Awards and Recognitions

  • Elected to the Institute of Medicine in 2001
  • Elected a Fellow of the American Association for the Advancement of Science in 2003.
  • Member of the Health and Human Services Select Panel on Newborn Screening for the Maternal and Child Health Bureau (1987-2000). 
  • Chaired the Committee on Genetics of the American Academy of Pediatrics (1987-1991). 
  • In 1990, he co-founded the Section on Genetics of the American Academy of Pediatrics and served as Chair (1993-1995) of the Executive Committee. 
  • Chaired the Scientific Advisory Committee on Neural Tube Defects of the Texas Department of Health (1992-1994). 
  • Member of the Medical Genetics Residency Review Committee for the Accreditation Council for Graduate Medical Education (1993-1997). 
  • President of the American Board of Medical Genetics (1995-1996). 
  • Chaired the Basil O’Connor Award Committee for the March of Dimes and Birth Defects Foundation. 
  • Member of the National Advisory Child Health and Human Development Council of the National Institutes of Health (1995-1999). 
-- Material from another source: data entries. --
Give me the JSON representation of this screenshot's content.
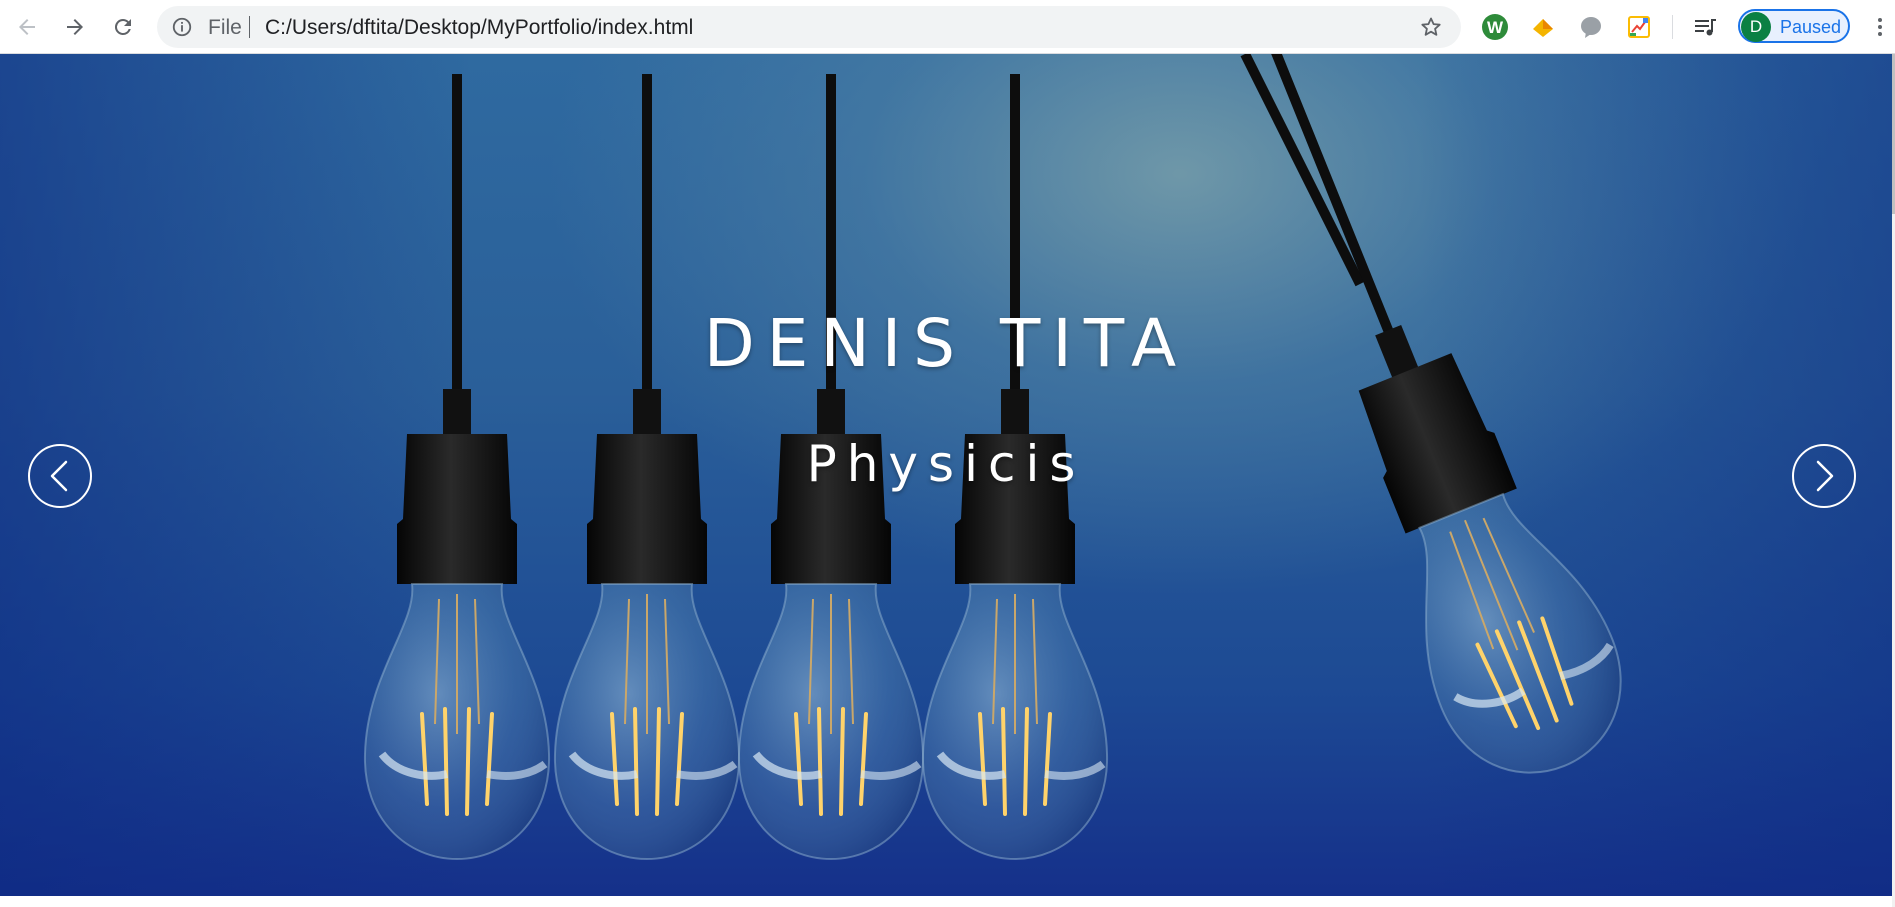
{
  "browser": {
    "file_label": "File",
    "url": "C:/Users/dftita/Desktop/MyPortfolio/index.html",
    "profile_initial": "D",
    "profile_status": "Paused",
    "icons": {
      "back": "back-arrow-icon",
      "forward": "forward-arrow-icon",
      "reload": "reload-icon",
      "info": "info-icon",
      "star": "bookmark-star-icon",
      "ext1": "w-extension-icon",
      "ext2": "diamond-extension-icon",
      "ext3": "chat-bubble-extension-icon",
      "ext4": "image-extension-icon",
      "media": "media-playlist-icon",
      "menu": "kebab-menu-icon"
    },
    "colors": {
      "accent": "#1a73e8",
      "omnibox_bg": "#f1f3f4"
    }
  },
  "hero": {
    "title": "DENIS TITA",
    "subtitle": "Physicis",
    "prev_icon": "chevron-left-icon",
    "next_icon": "chevron-right-icon",
    "background_colors": [
      "#2f6aa0",
      "#15308a"
    ]
  }
}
  • Member of the Committee on Certification, Subcertification and Recertification (COCERT) of the American Board of Medical Specialities (1996-2000). 
  • Co-Chair of the May 1999 Newborn Screening Task Force sponsored by the American Academy of Pediatrics and the Maternal and Child Health Bureau. 
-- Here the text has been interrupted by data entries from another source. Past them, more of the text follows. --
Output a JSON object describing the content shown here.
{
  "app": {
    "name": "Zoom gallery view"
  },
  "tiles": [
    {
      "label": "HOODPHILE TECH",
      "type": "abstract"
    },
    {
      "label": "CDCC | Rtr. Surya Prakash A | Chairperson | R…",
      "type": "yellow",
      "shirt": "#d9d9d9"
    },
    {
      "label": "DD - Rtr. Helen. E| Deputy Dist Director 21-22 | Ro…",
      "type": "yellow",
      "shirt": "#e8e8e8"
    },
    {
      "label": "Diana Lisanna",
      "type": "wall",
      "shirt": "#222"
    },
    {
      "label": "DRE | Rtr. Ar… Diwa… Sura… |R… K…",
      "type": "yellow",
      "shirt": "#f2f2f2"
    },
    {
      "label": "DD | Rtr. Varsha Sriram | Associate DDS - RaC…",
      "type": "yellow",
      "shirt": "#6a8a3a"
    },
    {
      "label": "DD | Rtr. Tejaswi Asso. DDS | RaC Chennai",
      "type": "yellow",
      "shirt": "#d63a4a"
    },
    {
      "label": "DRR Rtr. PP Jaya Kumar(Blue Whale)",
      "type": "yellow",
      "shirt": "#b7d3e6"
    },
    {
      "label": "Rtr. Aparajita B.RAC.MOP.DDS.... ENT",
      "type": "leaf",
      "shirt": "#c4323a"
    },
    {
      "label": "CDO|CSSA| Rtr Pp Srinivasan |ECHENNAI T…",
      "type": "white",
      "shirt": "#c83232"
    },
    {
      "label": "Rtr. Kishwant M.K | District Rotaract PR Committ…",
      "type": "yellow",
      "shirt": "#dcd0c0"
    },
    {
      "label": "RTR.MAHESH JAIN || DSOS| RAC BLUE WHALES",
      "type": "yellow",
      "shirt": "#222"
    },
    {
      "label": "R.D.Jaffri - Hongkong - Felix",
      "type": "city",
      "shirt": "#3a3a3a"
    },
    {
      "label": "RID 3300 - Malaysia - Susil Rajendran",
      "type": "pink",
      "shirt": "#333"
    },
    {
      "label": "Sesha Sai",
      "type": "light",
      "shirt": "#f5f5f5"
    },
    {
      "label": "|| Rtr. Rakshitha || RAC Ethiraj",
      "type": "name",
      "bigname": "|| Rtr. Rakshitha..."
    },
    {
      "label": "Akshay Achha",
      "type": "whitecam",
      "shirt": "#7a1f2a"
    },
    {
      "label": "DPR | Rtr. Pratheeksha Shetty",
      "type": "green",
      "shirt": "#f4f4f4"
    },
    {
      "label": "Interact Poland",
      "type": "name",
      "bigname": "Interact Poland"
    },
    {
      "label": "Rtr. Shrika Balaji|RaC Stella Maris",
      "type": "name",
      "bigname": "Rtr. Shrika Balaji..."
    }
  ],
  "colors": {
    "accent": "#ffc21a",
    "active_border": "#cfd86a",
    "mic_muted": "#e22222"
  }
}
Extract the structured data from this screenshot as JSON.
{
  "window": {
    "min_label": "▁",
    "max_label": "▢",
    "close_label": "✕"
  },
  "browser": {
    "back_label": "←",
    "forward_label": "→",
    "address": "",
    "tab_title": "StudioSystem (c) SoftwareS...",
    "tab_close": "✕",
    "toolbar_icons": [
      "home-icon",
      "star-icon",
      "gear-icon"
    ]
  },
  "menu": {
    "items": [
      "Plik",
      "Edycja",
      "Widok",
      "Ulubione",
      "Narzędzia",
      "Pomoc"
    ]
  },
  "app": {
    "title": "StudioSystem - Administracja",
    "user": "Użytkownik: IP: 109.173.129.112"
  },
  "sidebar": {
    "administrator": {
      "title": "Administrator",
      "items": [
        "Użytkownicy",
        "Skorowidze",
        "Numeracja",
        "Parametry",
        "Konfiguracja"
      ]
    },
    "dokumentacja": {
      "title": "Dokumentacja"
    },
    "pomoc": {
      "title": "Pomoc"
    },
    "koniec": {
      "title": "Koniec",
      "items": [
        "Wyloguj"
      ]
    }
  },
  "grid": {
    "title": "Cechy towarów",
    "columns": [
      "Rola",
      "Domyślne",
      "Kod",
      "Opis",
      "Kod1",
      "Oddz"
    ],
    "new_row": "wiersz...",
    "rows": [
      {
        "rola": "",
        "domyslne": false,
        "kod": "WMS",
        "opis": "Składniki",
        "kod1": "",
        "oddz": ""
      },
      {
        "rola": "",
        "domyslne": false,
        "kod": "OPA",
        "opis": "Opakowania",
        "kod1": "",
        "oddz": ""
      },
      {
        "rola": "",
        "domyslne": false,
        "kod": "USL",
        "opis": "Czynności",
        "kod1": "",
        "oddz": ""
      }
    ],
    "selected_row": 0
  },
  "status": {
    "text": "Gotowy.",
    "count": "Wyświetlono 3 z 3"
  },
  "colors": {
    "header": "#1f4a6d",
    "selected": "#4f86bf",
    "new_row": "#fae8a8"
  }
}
  • Member of the Human Cloning Panel, Committee on Science, Engineering and Public Policy, National Academy of Sciences (2001-2002). 
  • Chair of the Secretary’s Advisory ommittee on Genetic Testing (1998-2002). 
  • President (2001-2002) of the American College of Medical Genetics and President of the Western Society for Pediatric Research (2002). 
  • Member of the American Pediatric Society Council (2002-2007)
  • Chair of the Secretary’s Advisory Committee on Genetics, Health and Society (2002-Present).

Research Interests

Our group was one of the first to develop a systematic structure to explain why genotype did not predict phenotype for human genetic diseases, and why the phenotypes of even “simple” Mendelian disorders are complex traits. We are now using cultured cells and model organisms to explore this complexity, focusing on the following genetic diseases. Glycerol kinase deficiency (GKD) can be caused by a contiguous gene deletion syndrome (complex GKD of cGKD) involving Xp21 or point mutations affecting only the GK gene. We are developing methods and algorithms to identify small gene deletions using representational oligonucleotide microarray analysis (ROMA) for Xp21 and other genomic deletions as well as genome-wide single nucleotide polymorphism (SNP) analyses to identify modifier loci. To investigate the pathogenesis of isolated GKD we are examining gene expression microarrays using tissues from Gyk knockout (KO) mice and systems biology algorithms to reduce the high dimensionality microarray data to low dimensionality output. These results are identifying other pathways in which the GK protein is involved, including apoptosis. Investigations of the gene immediately telomeric to GK, known as DAX1or NR0B1, are being performed in zebrafish. In humans, loss of DAX1 function leads to abnormal development of the adrenal glands and death. We have demonstrated DAX1 expression in the interrenal gland (adrenal equivalent) in zebrafish. We are using methods developed in Dr. James Dunn’s laboratory (also in Bioengineering) in mice to attempt to identify adrenal stem cells in zebrafish, and we are developing micro-devices to separate these stem cells from the larger bulk of cells – essentially fluorescence activated cell sorting (FACS) on a chip. Dax1 is the earliest expressed marker in zebrafish tooth development and we are investigating its role in initiation of the primary tooth and in enamelogenesis. Our investigations in adrenal and tooth development are proposed to have eventual applications in regenerative medicine. We are collaborating on a variety of device-development projects to facilitate our research and that of others.